U.S. Attorney General Eric Holder said on Thursday he was considering forming a financial fraud task force and advocated a more comprehensive view of the causes behind the U.S. economic crisis.
We are going to be talking about very soon a financial fraud task force, he told a congressional hearing. I think there needs to be a more comprehensive view.
Holder said both state and local authorities should be involved in future financial fraud probes, which would go beyond examining specific factors such as mortgage fraud.
The worst U.S. economic crisis in decades has spurred a number of calls for investigations and commissions.

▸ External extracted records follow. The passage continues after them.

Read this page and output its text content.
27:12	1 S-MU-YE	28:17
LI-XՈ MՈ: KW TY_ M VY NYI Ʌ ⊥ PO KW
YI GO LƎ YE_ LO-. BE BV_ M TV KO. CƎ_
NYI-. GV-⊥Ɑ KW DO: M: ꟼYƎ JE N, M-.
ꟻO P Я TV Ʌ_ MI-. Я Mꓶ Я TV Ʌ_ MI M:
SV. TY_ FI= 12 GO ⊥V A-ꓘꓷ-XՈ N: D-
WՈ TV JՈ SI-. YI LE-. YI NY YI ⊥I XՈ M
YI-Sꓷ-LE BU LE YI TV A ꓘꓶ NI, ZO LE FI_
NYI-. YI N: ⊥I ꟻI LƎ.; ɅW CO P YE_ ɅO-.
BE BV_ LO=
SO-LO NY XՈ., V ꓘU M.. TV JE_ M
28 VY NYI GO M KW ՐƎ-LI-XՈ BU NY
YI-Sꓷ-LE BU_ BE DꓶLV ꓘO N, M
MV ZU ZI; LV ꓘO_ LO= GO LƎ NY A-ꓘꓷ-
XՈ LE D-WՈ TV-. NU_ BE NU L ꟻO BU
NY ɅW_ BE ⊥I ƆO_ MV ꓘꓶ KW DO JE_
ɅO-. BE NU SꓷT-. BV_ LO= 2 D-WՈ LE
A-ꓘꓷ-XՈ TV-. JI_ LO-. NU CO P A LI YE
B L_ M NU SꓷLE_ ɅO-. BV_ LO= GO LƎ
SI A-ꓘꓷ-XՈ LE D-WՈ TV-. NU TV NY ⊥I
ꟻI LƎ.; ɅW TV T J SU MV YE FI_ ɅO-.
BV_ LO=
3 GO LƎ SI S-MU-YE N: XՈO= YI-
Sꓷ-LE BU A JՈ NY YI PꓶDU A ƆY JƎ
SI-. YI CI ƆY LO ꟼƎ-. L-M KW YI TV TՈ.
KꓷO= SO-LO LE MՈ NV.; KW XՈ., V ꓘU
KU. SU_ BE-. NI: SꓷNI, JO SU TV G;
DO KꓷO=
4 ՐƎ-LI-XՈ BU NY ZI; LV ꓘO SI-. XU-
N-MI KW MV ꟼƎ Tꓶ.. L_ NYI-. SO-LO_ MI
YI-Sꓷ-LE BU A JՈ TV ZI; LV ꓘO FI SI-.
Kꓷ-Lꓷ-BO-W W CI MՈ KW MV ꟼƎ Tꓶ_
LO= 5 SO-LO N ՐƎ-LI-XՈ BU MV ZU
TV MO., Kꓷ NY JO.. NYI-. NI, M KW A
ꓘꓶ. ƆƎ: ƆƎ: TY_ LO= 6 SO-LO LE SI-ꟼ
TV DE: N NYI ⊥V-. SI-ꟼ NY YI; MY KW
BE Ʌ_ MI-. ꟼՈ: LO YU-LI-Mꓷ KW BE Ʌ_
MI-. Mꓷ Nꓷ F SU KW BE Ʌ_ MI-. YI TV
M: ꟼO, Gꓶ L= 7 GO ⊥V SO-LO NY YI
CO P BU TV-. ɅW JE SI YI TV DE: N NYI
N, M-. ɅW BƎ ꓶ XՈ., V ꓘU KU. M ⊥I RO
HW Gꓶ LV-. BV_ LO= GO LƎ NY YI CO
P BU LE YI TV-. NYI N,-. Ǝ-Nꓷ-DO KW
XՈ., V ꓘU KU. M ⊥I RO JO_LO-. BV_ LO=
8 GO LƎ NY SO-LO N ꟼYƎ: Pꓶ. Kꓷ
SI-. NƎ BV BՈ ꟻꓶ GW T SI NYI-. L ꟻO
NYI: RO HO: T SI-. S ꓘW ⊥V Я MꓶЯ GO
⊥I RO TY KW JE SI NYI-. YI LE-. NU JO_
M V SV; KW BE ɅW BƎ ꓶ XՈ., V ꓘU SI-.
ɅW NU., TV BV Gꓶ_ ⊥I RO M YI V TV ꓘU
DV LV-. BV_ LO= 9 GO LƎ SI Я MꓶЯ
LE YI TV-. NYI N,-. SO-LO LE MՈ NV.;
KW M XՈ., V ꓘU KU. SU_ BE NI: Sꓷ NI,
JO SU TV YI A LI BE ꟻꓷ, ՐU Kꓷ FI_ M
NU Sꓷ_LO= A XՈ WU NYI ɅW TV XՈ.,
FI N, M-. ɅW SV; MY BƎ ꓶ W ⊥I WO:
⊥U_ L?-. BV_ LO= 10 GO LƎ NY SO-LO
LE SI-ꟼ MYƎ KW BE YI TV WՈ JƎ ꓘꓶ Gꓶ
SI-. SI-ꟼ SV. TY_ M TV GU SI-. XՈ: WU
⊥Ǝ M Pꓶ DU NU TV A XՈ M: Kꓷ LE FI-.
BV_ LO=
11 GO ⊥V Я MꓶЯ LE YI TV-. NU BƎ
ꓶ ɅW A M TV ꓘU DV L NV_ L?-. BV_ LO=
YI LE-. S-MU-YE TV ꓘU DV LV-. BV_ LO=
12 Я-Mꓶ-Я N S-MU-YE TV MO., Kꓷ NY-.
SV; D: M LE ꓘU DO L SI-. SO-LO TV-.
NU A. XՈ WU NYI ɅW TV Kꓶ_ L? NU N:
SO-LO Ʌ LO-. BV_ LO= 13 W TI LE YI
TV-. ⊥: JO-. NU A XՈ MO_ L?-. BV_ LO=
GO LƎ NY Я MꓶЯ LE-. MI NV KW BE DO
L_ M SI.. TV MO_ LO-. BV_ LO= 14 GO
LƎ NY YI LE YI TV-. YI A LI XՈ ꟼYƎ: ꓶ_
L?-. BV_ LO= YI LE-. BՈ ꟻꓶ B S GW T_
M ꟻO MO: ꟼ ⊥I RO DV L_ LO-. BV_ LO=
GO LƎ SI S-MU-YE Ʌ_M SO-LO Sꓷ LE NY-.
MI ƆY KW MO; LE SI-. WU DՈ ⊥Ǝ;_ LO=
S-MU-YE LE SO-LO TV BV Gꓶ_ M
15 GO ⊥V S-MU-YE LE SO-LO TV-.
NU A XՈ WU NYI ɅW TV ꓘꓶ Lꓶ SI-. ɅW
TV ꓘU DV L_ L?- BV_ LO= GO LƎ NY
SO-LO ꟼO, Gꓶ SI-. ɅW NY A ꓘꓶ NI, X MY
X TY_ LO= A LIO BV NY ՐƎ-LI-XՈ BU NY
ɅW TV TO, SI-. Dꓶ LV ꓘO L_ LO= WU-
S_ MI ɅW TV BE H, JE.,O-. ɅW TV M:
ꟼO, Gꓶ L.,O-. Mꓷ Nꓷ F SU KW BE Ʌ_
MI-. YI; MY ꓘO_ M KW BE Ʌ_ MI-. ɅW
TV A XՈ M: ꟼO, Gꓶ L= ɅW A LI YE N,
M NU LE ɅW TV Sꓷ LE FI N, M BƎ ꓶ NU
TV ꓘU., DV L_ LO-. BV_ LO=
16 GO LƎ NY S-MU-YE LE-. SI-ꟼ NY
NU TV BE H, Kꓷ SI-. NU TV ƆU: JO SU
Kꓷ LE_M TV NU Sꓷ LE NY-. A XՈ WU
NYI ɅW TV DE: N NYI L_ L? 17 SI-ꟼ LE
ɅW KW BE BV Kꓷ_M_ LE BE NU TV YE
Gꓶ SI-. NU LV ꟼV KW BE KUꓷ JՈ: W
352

The U.S. Senate on Wednesday voted to form an independent panel to probe the causes of the downturn -- a first step toward eventual legislation that could be signed by President Barack Obama.
The 10-member, bipartisan Financial Markets Commission would be modeled after the 9-11 Commission, which investigated failures leading up to the September 11, 2001, attacks on the United States and made recommendations on how to avoid another such assault.
The Senate is looking to extend federal fraud laws to mortgage lending businesses, which the U.S. government does not now regulate or insure.
One bill before the chamber would give the Justice Department $165 million a year for 2010 and 2011 to hire investigators and prosecutors to fight fraud.
The bill would also give extra funds to the Securities and Exchange Commission, the U.S. Postal Inspection Service and other agencies to fight fraud.